POS Tagging in NLP using Python

Do not miss this exclusive book on Binary Tree Problems. Get it now for free.

Introduction

In most, if not all spoken and written languages, each word is grouped into a certain category according to it's syntactic functions. These categories are known as "Parts of Speech" (POS), each category containing words of similar nature.

In English, there are eight main parts of speech, in no particular order:

  1. Nouns are names for persons, places, objects, or concepts (e.g. cat, mouse, house).
  2. Verbs describe an action or a state of being (e.g. run, jump, walk, laugh).
  3. Adjectives are words that describe or rather, provide a quality to a noun or pronoun (e.g. huge, red, beautiful).
  4. Adverbs describe other parts of speech including verbs, adjectives, or other adverbs. (e.g. quickly, slowly, happily, reluctantly).
  5. Pronouns replace or refer to a noun (e.g. he, she, they, it).
  6. Prepositions show the relationship between nouns or pronouns and other words (e.g. on, in, under, with, over).
  7. Conjunctions act as connectors of words and/or phrases (e.g. and, or, but, because).
  8. Interjections express emotions or feelings and are generally independent of the words around them (e.g. wow, ouch, bingo, ew).

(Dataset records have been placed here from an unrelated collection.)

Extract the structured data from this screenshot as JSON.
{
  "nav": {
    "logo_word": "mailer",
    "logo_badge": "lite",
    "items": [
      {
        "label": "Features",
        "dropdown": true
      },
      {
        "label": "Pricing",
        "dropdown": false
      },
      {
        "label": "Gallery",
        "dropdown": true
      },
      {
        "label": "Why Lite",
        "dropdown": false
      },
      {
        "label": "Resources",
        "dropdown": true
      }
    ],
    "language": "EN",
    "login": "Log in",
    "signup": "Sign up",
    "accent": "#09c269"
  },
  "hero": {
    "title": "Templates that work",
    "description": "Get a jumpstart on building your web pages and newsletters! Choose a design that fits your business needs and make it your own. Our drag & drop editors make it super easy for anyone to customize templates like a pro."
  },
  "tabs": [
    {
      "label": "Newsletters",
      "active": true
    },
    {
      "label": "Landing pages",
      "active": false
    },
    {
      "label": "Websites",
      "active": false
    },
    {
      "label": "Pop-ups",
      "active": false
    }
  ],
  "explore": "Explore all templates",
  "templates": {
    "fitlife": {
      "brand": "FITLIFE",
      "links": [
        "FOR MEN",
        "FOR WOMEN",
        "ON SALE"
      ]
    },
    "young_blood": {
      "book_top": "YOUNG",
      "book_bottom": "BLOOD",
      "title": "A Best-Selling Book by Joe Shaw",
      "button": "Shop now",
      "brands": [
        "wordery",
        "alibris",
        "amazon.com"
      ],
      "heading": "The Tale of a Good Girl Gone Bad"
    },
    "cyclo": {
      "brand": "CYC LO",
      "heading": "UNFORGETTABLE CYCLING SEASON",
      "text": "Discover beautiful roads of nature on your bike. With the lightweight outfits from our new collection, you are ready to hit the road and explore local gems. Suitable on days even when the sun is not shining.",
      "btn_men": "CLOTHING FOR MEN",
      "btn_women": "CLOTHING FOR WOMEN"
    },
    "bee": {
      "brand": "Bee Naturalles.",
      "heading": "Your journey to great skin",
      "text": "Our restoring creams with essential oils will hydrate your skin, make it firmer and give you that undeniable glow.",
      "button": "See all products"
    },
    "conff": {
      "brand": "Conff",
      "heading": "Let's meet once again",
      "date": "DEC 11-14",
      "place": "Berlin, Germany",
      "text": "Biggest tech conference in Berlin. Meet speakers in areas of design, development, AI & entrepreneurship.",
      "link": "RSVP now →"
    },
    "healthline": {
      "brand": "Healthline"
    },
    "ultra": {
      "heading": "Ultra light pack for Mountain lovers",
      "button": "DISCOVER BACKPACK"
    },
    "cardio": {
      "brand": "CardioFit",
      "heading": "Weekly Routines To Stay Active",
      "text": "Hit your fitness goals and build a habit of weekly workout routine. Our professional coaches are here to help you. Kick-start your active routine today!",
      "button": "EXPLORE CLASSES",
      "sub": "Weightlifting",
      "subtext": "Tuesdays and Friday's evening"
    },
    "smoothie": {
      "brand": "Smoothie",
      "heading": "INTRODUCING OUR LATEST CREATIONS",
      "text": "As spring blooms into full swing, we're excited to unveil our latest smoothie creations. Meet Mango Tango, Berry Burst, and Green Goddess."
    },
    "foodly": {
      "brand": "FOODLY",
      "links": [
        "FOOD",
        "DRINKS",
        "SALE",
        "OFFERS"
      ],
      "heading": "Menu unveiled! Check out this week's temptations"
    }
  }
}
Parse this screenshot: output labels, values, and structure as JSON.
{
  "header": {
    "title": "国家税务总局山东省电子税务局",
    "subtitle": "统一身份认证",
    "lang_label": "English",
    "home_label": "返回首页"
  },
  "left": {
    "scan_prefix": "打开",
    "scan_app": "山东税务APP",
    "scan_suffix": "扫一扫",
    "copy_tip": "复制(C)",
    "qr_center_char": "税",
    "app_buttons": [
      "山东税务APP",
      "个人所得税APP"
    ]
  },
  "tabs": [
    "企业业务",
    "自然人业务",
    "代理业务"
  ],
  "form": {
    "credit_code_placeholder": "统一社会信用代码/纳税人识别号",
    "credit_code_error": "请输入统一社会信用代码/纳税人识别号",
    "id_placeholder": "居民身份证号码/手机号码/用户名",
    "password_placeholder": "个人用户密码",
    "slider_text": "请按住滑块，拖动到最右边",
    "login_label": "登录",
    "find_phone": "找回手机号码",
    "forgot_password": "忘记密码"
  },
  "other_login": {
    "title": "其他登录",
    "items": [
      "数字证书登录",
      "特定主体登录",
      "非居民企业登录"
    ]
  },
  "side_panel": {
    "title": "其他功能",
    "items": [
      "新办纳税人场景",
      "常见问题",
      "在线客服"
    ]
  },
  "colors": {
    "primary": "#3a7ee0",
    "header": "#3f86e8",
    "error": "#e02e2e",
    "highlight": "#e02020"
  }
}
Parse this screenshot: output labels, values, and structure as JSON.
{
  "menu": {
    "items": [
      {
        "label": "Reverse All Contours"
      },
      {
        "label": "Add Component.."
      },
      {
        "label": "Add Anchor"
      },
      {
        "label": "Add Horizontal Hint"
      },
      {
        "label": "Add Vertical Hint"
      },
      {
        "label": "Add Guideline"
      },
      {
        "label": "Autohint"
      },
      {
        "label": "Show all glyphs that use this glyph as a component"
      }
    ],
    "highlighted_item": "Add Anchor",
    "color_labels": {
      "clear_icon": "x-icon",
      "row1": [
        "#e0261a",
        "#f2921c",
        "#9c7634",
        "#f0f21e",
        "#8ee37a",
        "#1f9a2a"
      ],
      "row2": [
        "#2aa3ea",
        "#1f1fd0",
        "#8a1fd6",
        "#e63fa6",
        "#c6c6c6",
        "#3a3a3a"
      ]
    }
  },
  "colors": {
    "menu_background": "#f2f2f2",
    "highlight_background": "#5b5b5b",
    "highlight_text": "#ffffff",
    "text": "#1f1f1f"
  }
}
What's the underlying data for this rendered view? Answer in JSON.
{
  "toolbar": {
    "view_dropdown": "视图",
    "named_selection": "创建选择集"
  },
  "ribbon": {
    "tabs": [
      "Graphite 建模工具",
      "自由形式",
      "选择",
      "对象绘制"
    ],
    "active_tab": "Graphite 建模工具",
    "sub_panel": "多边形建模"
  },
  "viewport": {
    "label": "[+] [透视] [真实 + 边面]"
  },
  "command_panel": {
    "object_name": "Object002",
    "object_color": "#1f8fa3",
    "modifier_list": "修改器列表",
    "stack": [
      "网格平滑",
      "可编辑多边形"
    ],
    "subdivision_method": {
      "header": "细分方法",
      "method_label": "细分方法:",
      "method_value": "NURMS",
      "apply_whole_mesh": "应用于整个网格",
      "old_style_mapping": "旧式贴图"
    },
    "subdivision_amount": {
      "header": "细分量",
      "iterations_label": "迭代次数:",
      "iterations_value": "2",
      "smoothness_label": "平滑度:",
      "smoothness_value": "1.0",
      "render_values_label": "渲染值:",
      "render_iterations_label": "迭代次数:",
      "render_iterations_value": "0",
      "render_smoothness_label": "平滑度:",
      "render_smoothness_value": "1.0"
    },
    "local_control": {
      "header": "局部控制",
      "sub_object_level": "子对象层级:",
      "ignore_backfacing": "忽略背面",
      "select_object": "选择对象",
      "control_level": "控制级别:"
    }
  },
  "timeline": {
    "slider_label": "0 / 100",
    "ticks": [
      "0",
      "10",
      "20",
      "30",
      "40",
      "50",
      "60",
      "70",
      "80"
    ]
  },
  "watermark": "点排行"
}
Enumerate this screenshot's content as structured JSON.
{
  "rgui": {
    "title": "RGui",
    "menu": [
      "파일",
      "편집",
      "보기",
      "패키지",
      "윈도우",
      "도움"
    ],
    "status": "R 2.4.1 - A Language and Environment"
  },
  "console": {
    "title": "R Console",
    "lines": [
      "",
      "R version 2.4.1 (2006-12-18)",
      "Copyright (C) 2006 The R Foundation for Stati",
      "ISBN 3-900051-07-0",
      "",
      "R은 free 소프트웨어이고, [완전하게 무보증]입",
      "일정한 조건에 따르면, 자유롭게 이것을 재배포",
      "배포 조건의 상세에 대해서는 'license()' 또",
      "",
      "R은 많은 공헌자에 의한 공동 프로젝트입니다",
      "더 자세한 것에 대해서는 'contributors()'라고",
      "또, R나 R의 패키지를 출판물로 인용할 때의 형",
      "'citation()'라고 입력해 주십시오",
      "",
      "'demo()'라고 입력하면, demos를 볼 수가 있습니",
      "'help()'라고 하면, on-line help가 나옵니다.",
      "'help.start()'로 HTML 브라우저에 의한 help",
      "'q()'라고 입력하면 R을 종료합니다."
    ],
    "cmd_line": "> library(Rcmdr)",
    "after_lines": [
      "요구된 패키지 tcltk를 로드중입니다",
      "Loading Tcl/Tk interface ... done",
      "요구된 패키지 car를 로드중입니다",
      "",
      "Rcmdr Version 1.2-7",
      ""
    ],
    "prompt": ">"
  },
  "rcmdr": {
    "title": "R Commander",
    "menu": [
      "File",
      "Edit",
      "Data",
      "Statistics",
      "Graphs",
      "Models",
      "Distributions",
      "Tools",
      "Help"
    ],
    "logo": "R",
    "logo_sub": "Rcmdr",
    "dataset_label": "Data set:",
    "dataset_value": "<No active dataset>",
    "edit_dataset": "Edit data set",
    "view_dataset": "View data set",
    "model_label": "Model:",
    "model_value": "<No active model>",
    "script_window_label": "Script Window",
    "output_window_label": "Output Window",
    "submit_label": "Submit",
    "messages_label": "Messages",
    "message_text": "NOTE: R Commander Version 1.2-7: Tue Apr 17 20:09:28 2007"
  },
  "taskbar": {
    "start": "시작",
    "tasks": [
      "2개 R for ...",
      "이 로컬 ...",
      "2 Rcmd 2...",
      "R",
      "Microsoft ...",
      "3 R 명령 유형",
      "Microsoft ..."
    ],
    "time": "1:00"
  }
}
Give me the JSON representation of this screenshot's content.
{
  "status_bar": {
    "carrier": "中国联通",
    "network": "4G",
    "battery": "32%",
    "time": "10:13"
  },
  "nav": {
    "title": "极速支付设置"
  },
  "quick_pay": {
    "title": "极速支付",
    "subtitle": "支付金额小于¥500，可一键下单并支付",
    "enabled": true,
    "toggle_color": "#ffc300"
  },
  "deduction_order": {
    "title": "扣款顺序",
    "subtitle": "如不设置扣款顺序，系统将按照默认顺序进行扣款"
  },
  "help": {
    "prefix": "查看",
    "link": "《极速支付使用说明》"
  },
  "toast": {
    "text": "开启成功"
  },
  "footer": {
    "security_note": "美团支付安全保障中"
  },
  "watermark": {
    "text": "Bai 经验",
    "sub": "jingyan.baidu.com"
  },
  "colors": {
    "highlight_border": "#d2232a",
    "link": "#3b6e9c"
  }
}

In addition to these eight parts of speech, there are several other parts of speech that are less commonly used, including articles, determiners, quantifiers etc.

After this refresher on Parts Of Speech, we can move on to the next section, that is understanding POS tagging.

Understanding POS Tagging

POS tagging is a text preprocessing task within the ambit of Natural Language Processing (NLP) whose goal is to analyze the syntactic structure of a given sentence and to understand the input text in a better manner. It is mainly used to match each word of a sentence to it's corresponding part of speech. On passing a phrase to a POS tagging algorithm, a list of tuples shall be returned, each tuple containing a word of the sentence and it's corresponding part of speech. For example, passing the phrase "He runs fast" to a POS tagging algorithm shall return [(He, pronoun),(runs, verb),(fast,adverb)] or something to a similar effect.

Now that we have a basic idea about POS tagging, let's have a look at its use cases.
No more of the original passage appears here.